Finalmente reparo num detalhe que, só por um momento rápido, parece muito importante. Não tenho as duas pernas, tudo em volta é branco. Sou, portanto, um homem de poucos movimentos. Impossível não vir de imediato a frase que ouvi a vida inteira: “Nossa, como você é agitado”, hiperativo, diziam. Sem movimentos, reparo, sou obrigado a pensar, não me resta mais nada, até que enfim, estou com a boca torta, mas, pela primeira vez, me sinto pleno. Não há mais compromissos, a não ser pensar na morte.

Sempre gostei de enfermeiras, não tenho direito a uma. Muito pobre, tenho o que mereço. Meu pai terá a essa altura seu segundo filho. Dirá a si mesmo, enquanto a esposa dorme vendo um filme na televisão: “Que posso fazer? É tentar outra vez”.

Acabei de participar de um jogo no qual você escolhe certas atitudes e no final de dez situações é dito o livro que você seria, se fosse um livro. Façam vocês também:
http://educarparacrescer.abril.uol.com.br/leitura/testes/livro-nacional.shtml

Eu fui Memórias Póstumas de Brás Cubas, que de fato é o melhor livro do Machado de Assis, porque é o único com um argumento original, o de um homem que já morreu e falará de si mesmo. Talvez seja a única posição viável para um homem falar de si.

Minha namorada – hoje nos chamamos marido e mulher – acabou saindo com a opção A Paixão de GH, o enigma feminino de Clarice Lispector. Ela ainda teve outras três opções, em ordem: O Alquimista, do Paulo Coelho; Antologia Poética de Carlos Drummond de Andrade; Morte e Vida Severina, do João Cabral de Melo Neto. Agora que sei disso e não tenho mais pernas, quero me casar com ela, definitivamente. Muito mais pelo Paulo Coelho, é claro. No entanto, percebo que já sou casado; talvez seja ela ali, encostada no branco, cama, enfermeira, parede, sonhos esquecidos. Sem pernas percebo que ainda é possível fazer muitas coisas.

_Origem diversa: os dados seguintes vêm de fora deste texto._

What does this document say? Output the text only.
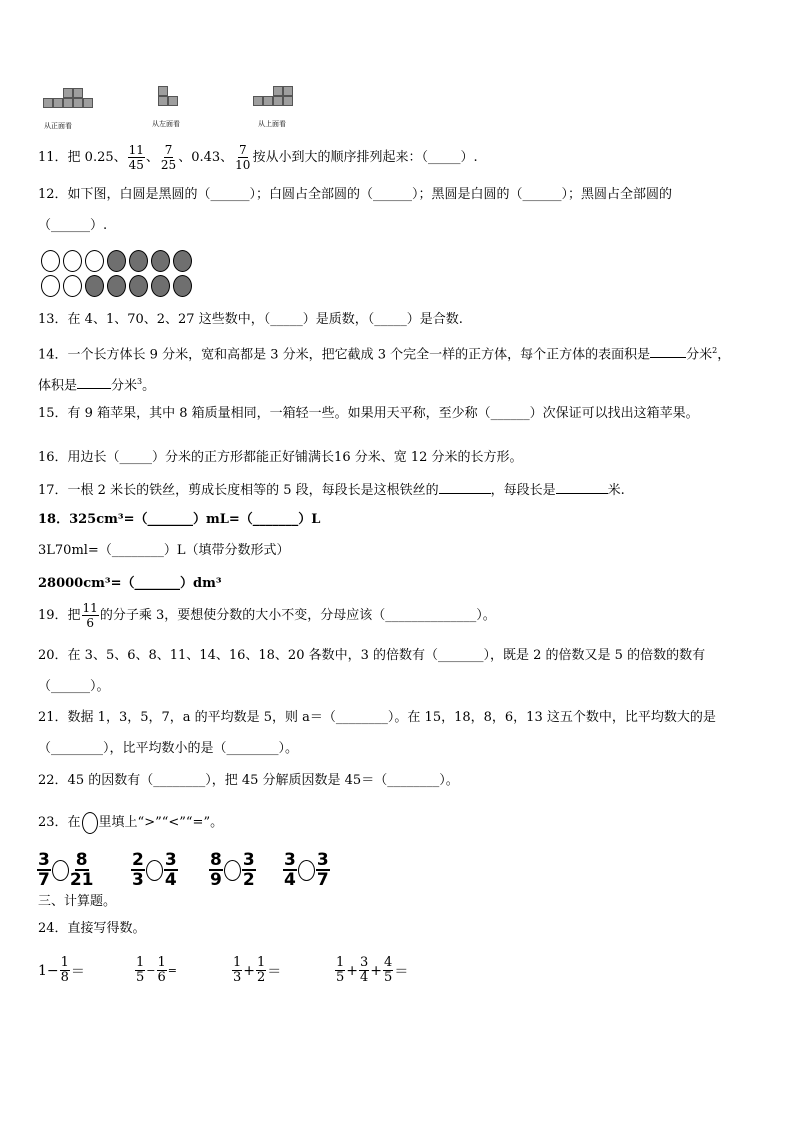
从正面看	从左面看	从上面看
11．把 0.25、 $\frac{11}{45}$ 、 $\frac{7}{25}$ 、0.43、 $\frac{7}{10}$ 按从小到大的顺序排列起来：（_____）.
12．如下图，白圆是黑圆的（______）；白圆占全部圆的（______）；黑圆是白圆的（______）；黑圆占全部圆的
（______）.
13．在 4、1、70、2、27 这些数中，（_____）是质数，（_____）是合数.
14．一个长方体长 9 分米，宽和高都是 3 分米，把它截成 3 个完全一样的正方体，每个正方体的表面积是	分米$^2$，
体积是	分米$^3$。
15．有 9 箱苹果，其中 8 箱质量相同，一箱轻一些。如果用天平称，至少称（______）次保证可以找出这箱苹果。
16．用边长（_____）分米的正方形都能正好铺满长16 分米、宽 12 分米的长方形。
17．一根 2 米长的铁丝，剪成长度相等的 5 段，每段长是这根铁丝的	，每段长是	米.
18．325cm³=（_______）mL=（_______）L
3L70ml=（________）L（填带分数形式）
28000cm³=（_______）dm³
19．把 $\frac{11}{6}$ 的分子乘 3，要想使分数的大小不变，分母应该（______________）。
20．在 3、5、6、8、11、14、16、18、20 各数中，3 的倍数有（_______），既是 2 的倍数又是 5 的倍数的数有
（______）。
21．数据 1，3，5，7，a 的平均数是 5，则 a＝（________）。在 15，18，8，6，13 这五个数中，比平均数大的是
（________），比平均数小的是（________）。
22．45 的因数有（________），把 45 分解质因数是 45＝（________）。
23．在 里填上“>”“<”“=”。
3
7
8
21
2
3
3
4
8
9
3
2
3
4
3
7
三、计算题。
24．直接写得数。
$1- \frac{1}{8}$ ＝	$\frac{1}{5} - \frac{1}{6}$ =	$\frac{1}{3} + \frac{1}{2}$ ＝	$\frac{1}{5} + \frac{3}{4} + \frac{4}{5}$ ＝
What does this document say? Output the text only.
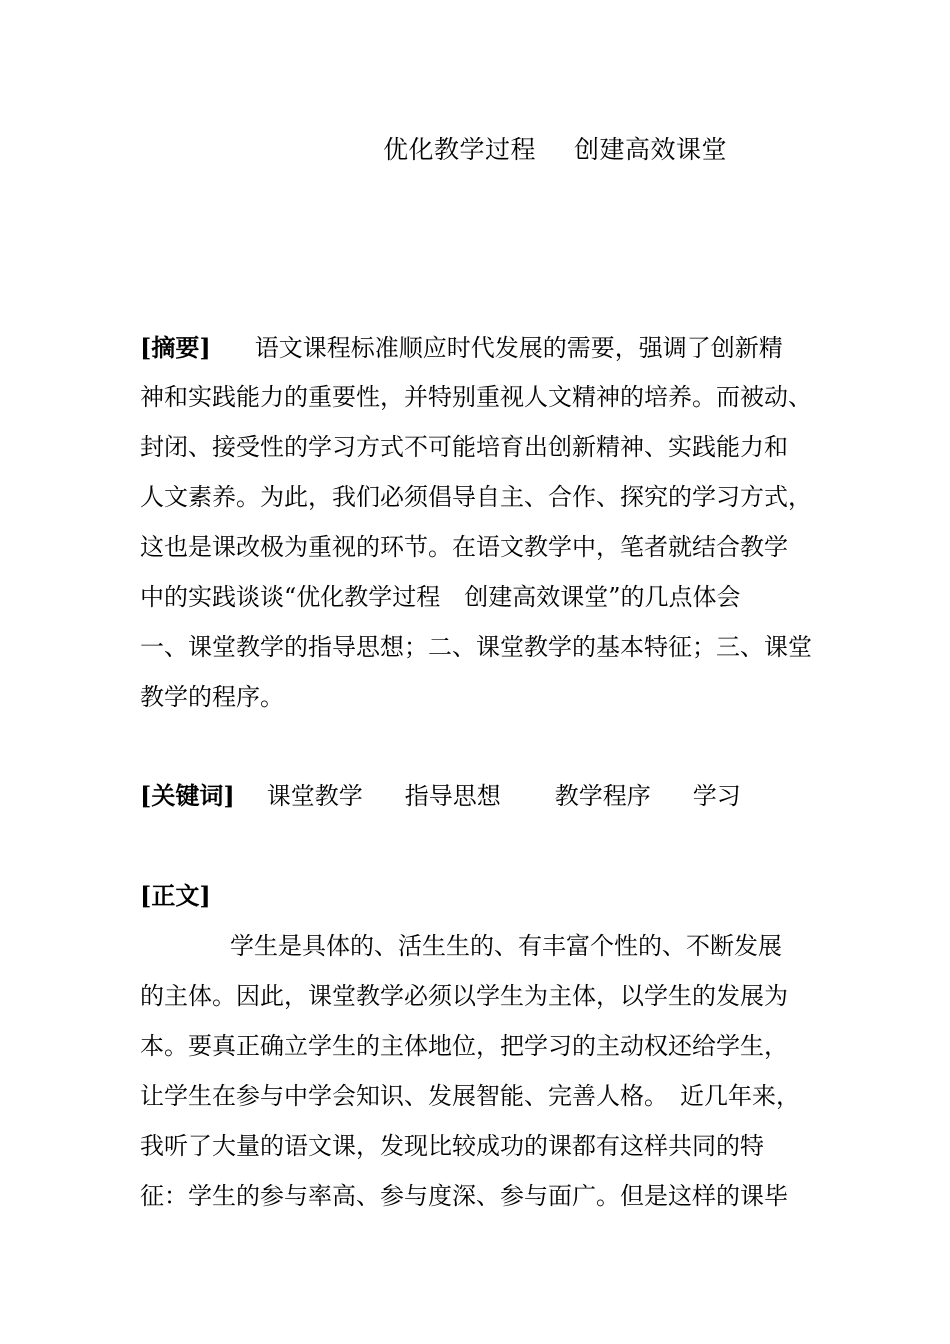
优化教学过程 创建高效课堂
[摘要] 语文课程标准顺应时代发展的需要，强调了创新精
神和实践能力的重要性，并特别重视人文精神的培养。而被动、
封闭、接受性的学习方式不可能培育出创新精神、实践能力和
人文素养。为此，我们必须倡导自主、合作、探究的学习方式，
这也是课改极为重视的环节。在语文教学中，笔者就结合教学
中的实践谈谈“优化教学过程　创建高效课堂”的几点体会
一、课堂教学的指导思想；二、课堂教学的基本特征；三、课堂
教学的程序。
[关键词] 课堂教学 指导思想 教学程序 学习
[正文]
学生是具体的、活生生的、有丰富个性的、不断发展
的主体。因此，课堂教学必须以学生为主体，以学生的发展为
本。要真正确立学生的主体地位，把学习的主动权还给学生，
让学生在参与中学会知识、发展智能、完善人格。　近几年来，
我听了大量的语文课，发现比较成功的课都有这样共同的特
征：学生的参与率高、参与度深、参与面广。但是这样的课毕
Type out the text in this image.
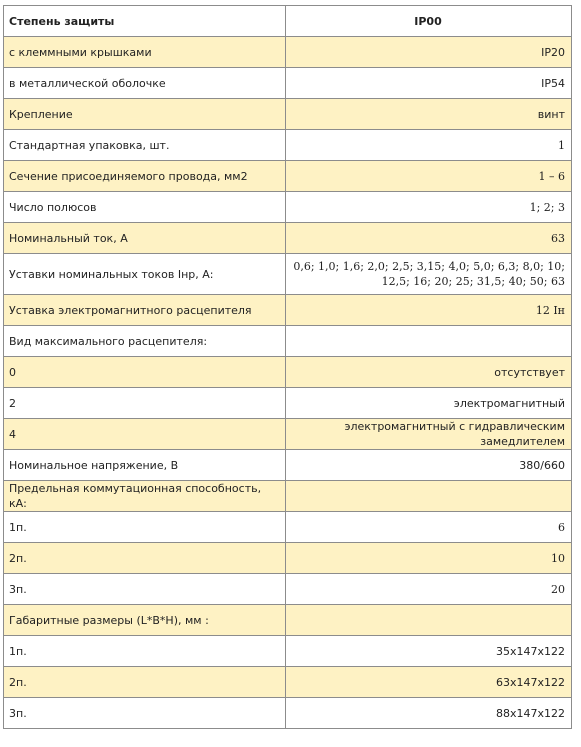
Степень защиты	IP00
с клеммными крышками	IP20
в металлической оболочке	IP54
Крепление	винт
Стандартная упаковка, шт.	1
Сечение присоединяемого провода, мм2	1 – 6
Число полюсов	1; 2; 3
Номинальный ток, А	63
Уставки номинальных токов Iнр, А:	0,6; 1,0; 1,6; 2,0; 2,5; 3,15; 4,0; 5,0; 6,3; 8,0; 10; 12,5; 16; 20; 25; 31,5; 40; 50; 63
Уставка электромагнитного расцепителя	12 Iн
Вид максимального расцепителя:	
0	отсутствует
2	электромагнитный
4	электромагнитный с гидравлическим замедлителем
Номинальное напряжение, В	380/660
Предельная коммутационная способность, кА:	
1п.	6
2п.	10
3п.	20
Габаритные размеры (L*B*H), мм :	
1п.	35x147x122
2п.	63x147x122
3п.	88x147x122
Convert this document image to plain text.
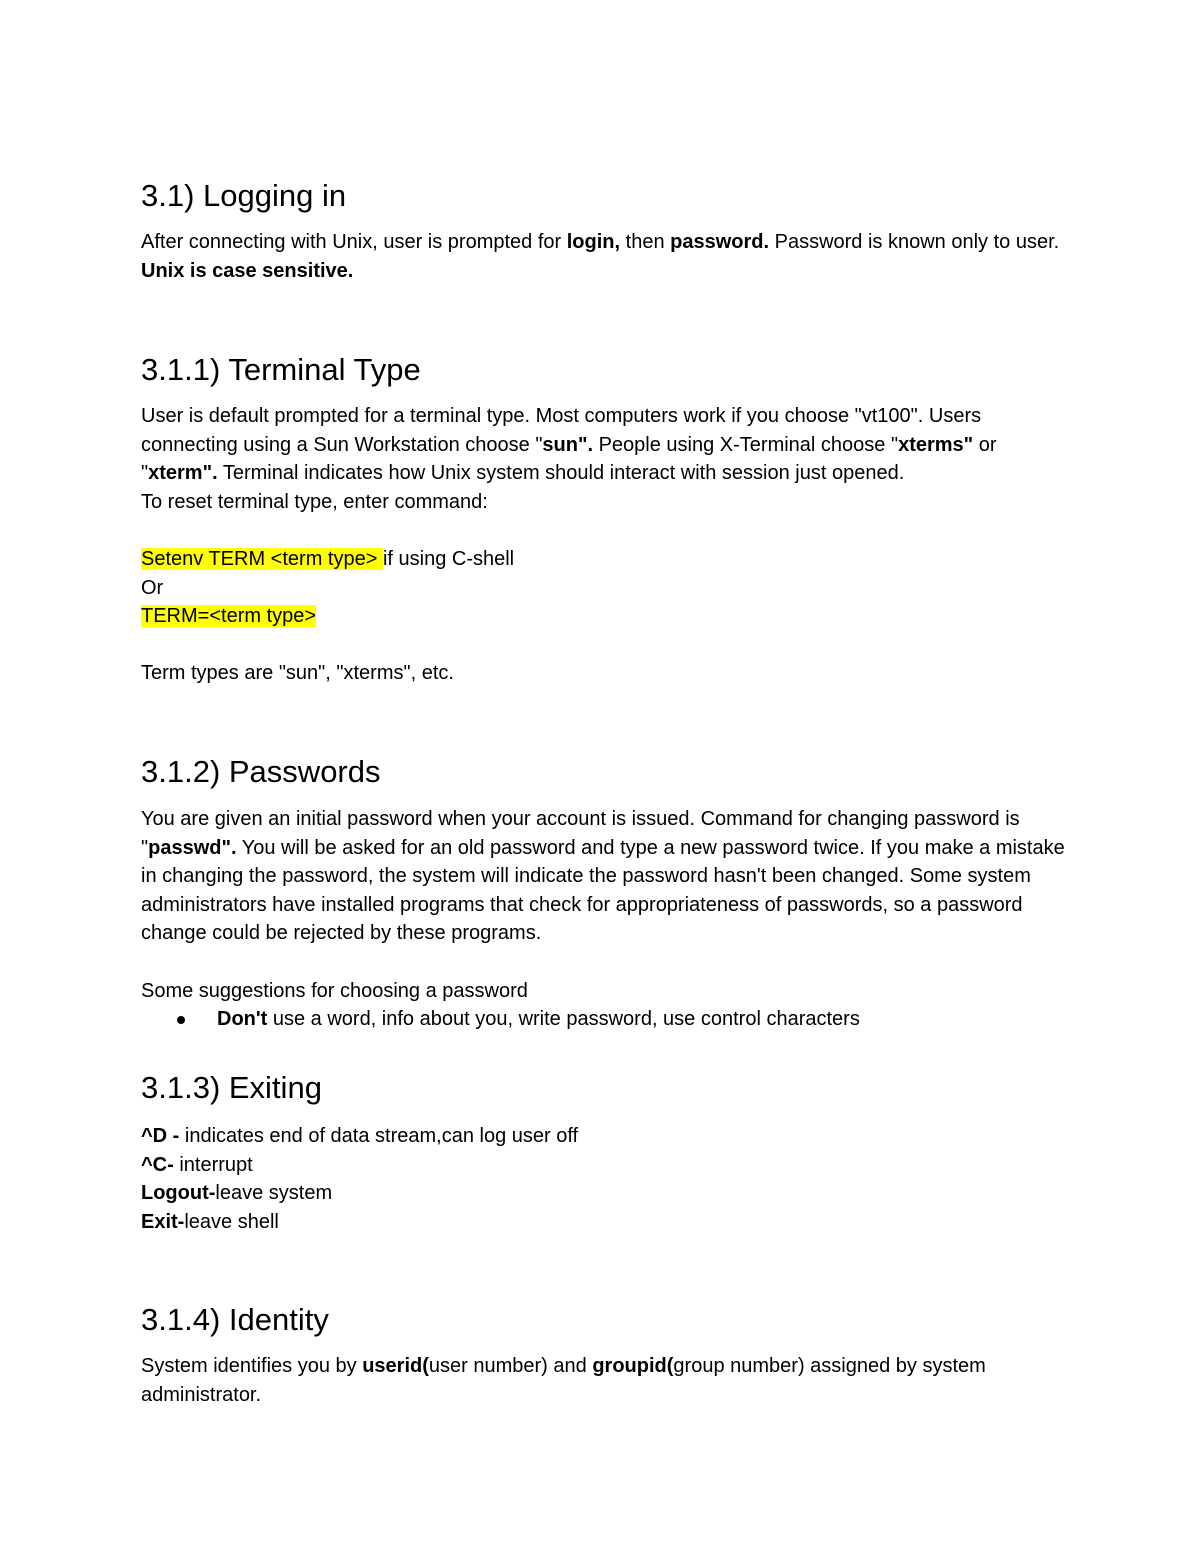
3.1) Logging in

After connecting with Unix, user is prompted for login, then password. Password is known only to user. Unix is case sensitive.

3.1.1) Terminal Type

User is default prompted for a terminal type. Most computers work if you choose "vt100". Users connecting using a Sun Workstation choose "sun". People using X-Terminal choose "xterms" or "xterm". Terminal indicates how Unix system should interact with session just opened.
To reset terminal type, enter command:

Setenv TERM <term type> if using C-shell
Or
TERM=<term type>

Term types are "sun", "xterms", etc.

3.1.2) Passwords

You are given an initial password when your account is issued. Command for changing password is "passwd". You will be asked for an old password and type a new password twice. If you make a mistake in changing the password, the system will indicate the password hasn't been changed. Some system administrators have installed programs that check for appropriateness of passwords, so a password change could be rejected by these programs.

Some suggestions for choosing a password

Don't use a word, info about you, write password, use control characters
3.1.3) Exiting

^D - indicates end of data stream,can log user off
^C- interrupt
Logout-leave system
Exit-leave shell

3.1.4) Identity

System identifies you by userid(user number) and groupid(group number) assigned by system administrator.
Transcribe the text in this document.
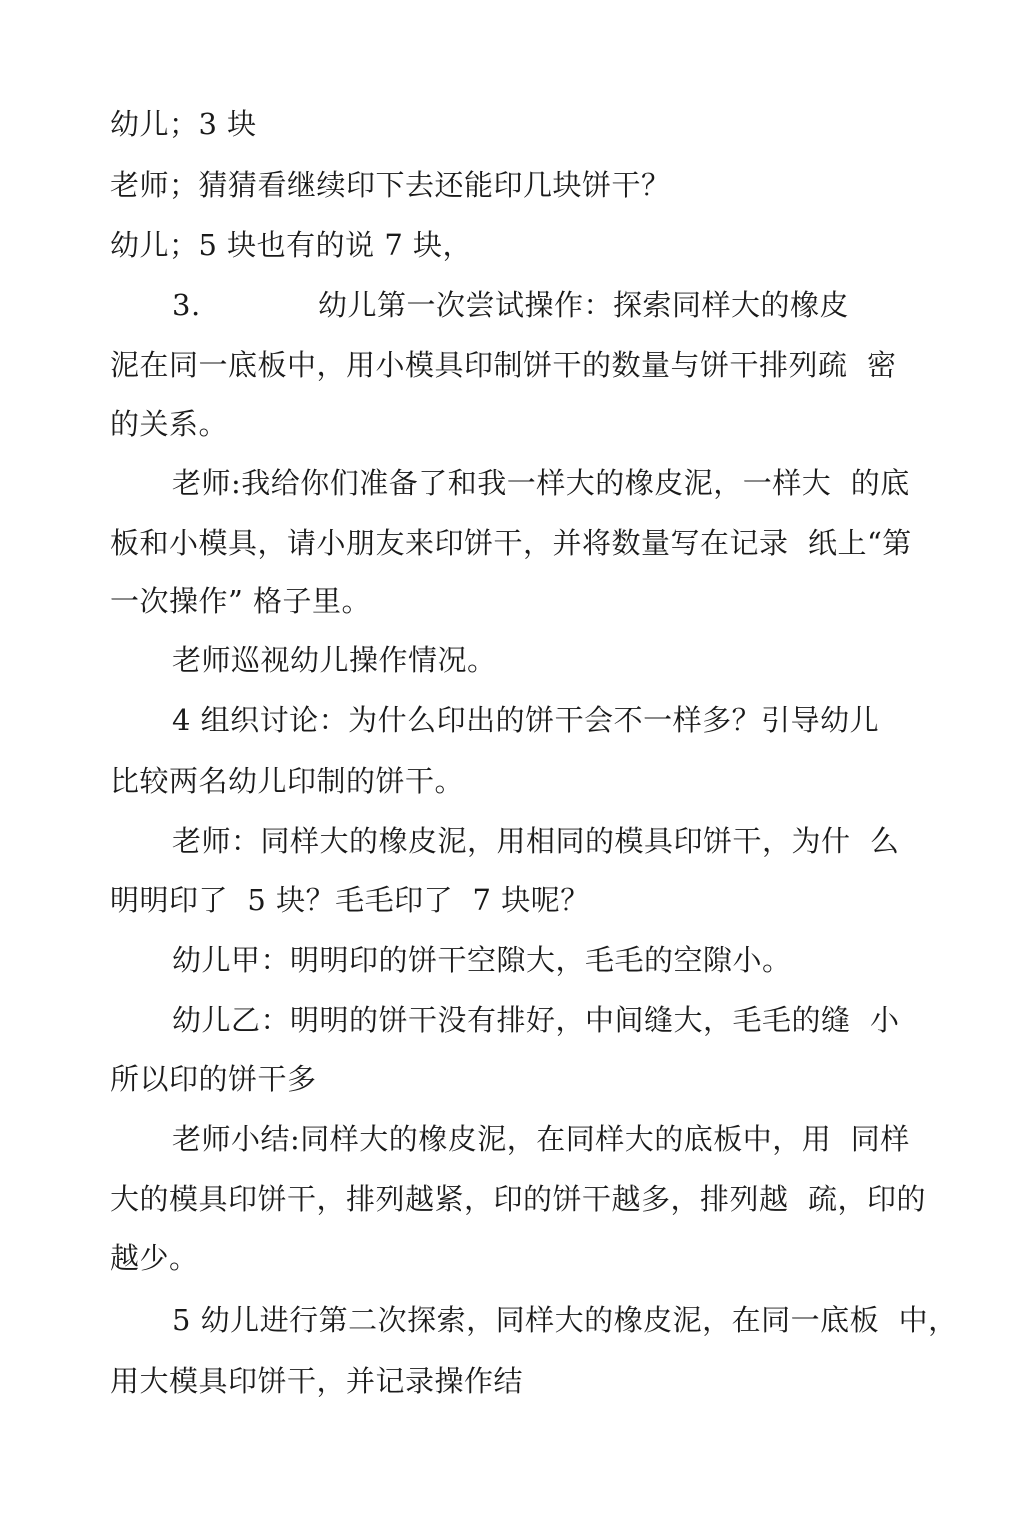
幼儿；3 块
老师；猜猜看继续印下去还能印几块饼干？
幼儿；5 块也有的说 7 块，
3.	幼儿第一次尝试操作：探索同样大的橡皮
泥在同一底板中，用小模具印制饼干的数量与饼干排列疏  密
的关系。
老师:我给你们准备了和我一样大的橡皮泥，一样大  的底
板和小模具，请小朋友来印饼干，并将数量写在记录  纸上“第
一次操作” 格子里。
老师巡视幼儿操作情况。
4 组织讨论：为什么印出的饼干会不一样多？引导幼儿
比较两名幼儿印制的饼干。
老师：同样大的橡皮泥，用相同的模具印饼干，为什  么
明明印了  5 块？毛毛印了  7 块呢？
幼儿甲：明明印的饼干空隙大，毛毛的空隙小。
幼儿乙：明明的饼干没有排好，中间缝大，毛毛的缝  小
所以印的饼干多
老师小结:同样大的橡皮泥，在同样大的底板中，用  同样
大的模具印饼干，排列越紧，印的饼干越多，排列越  疏，印的
越少。
5 幼儿进行第二次探索，同样大的橡皮泥，在同一底板  中，
用大模具印饼干，并记录操作结
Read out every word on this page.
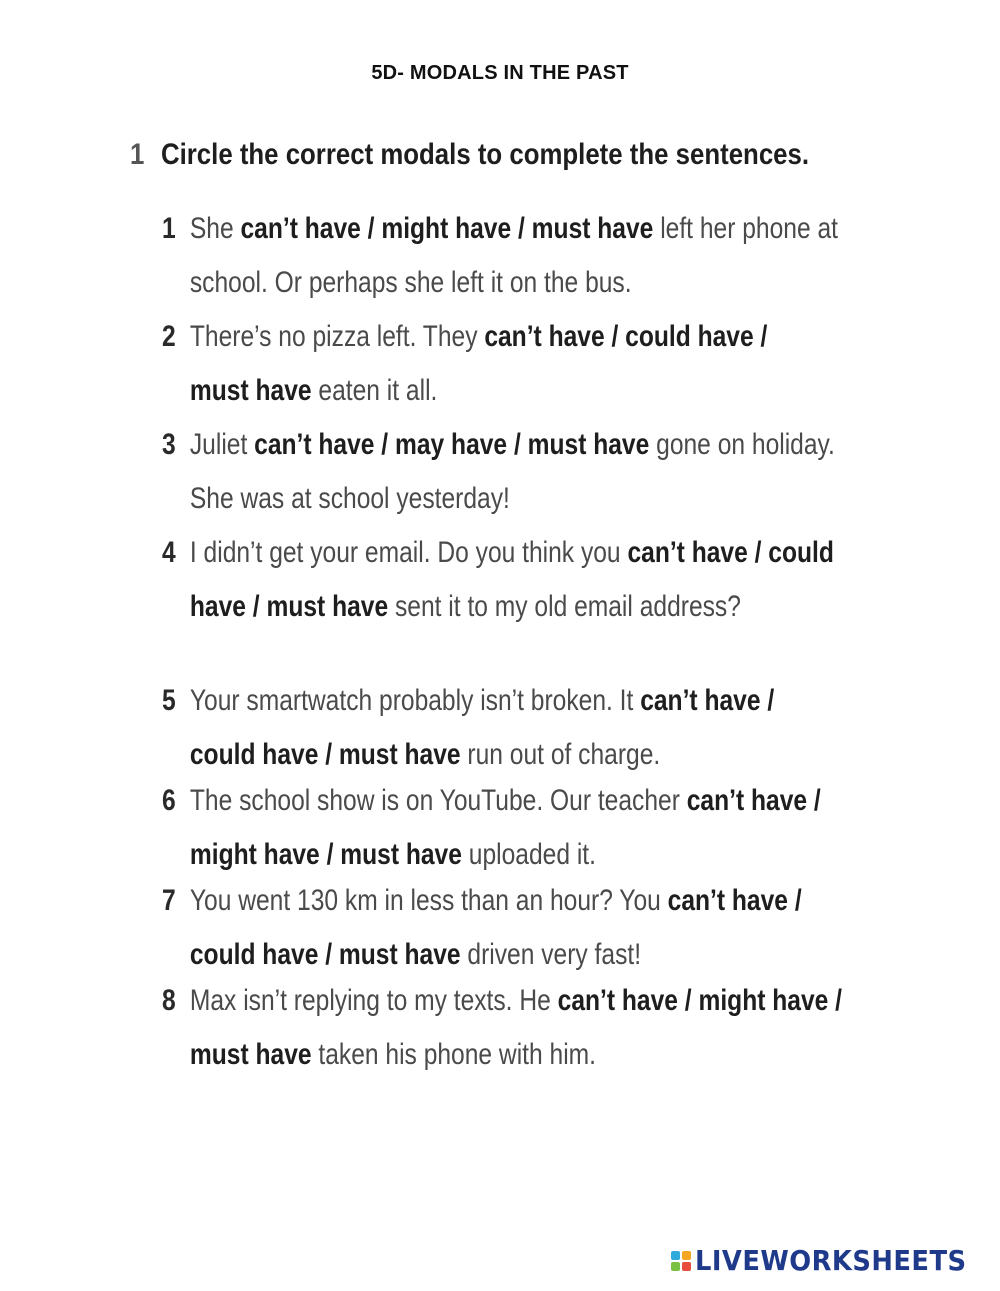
5D- MODALS IN THE PAST
1 Circle the correct modals to complete the sentences.
1 She can’t have / might have / must have left her phone at
school. Or perhaps she left it on the bus.
2 There’s no pizza left. They can’t have / could have /
must have eaten it all.
3 Juliet can’t have / may have / must have gone on holiday.
She was at school yesterday!
4 I didn’t get your email. Do you think you can’t have / could
have / must have sent it to my old email address?
5 Your smartwatch probably isn’t broken. It can’t have /
could have / must have run out of charge.
6 The school show is on YouTube. Our teacher can’t have /
might have / must have uploaded it.
7 You went 130 km in less than an hour? You can’t have /
could have / must have driven very fast!
8 Max isn’t replying to my texts. He can’t have / might have /
must have taken his phone with him.
LIVEWORKSHEETS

Qualquer um pode perceber que esta é a historia de um homem sem pernas que, finalmente, descobriu um caminho. Um homem sem olhos que, num relance, apalpou a carne. Mas falemos de fotos, acredito que ouça alguma coisa acerca disso. “Essa aqui é bem bonita, ele tão novo, ruivo, com a camisa do Grêmio”. Esta com certeza não pode ser minha mulher. Já me conheceu com a peruca do tempo, warholiana, quando não me interessava mais por futebol e respondia desinteressadamente a todas as perguntas. Às vezes me lembro que bebia, e queria questionar as perguntas. Mas isso era raro, acabava com um mijo na cama. Um beliscão na cervical, e percebo que estão me virando, mexendo em meu cadáver proposto por Brás Cubas. Aliás, não tive opções a não ser Brás Cubas, Brás Cubas e nada mais. Aquilo era uma afronta, ia muito mal, eu falava mal sobre Machado de Assis nas ruas e no trabalho, quando, é claro, era capaz de andar. Mas, engraçado, mesmo sem pernas, aqui neste cenário todo ele branco, ainda contínuo patético, e de uma forma estou vivo. Talvez seja esse o sentido da existência. A procura da segunda frase, que de todo modo não virá.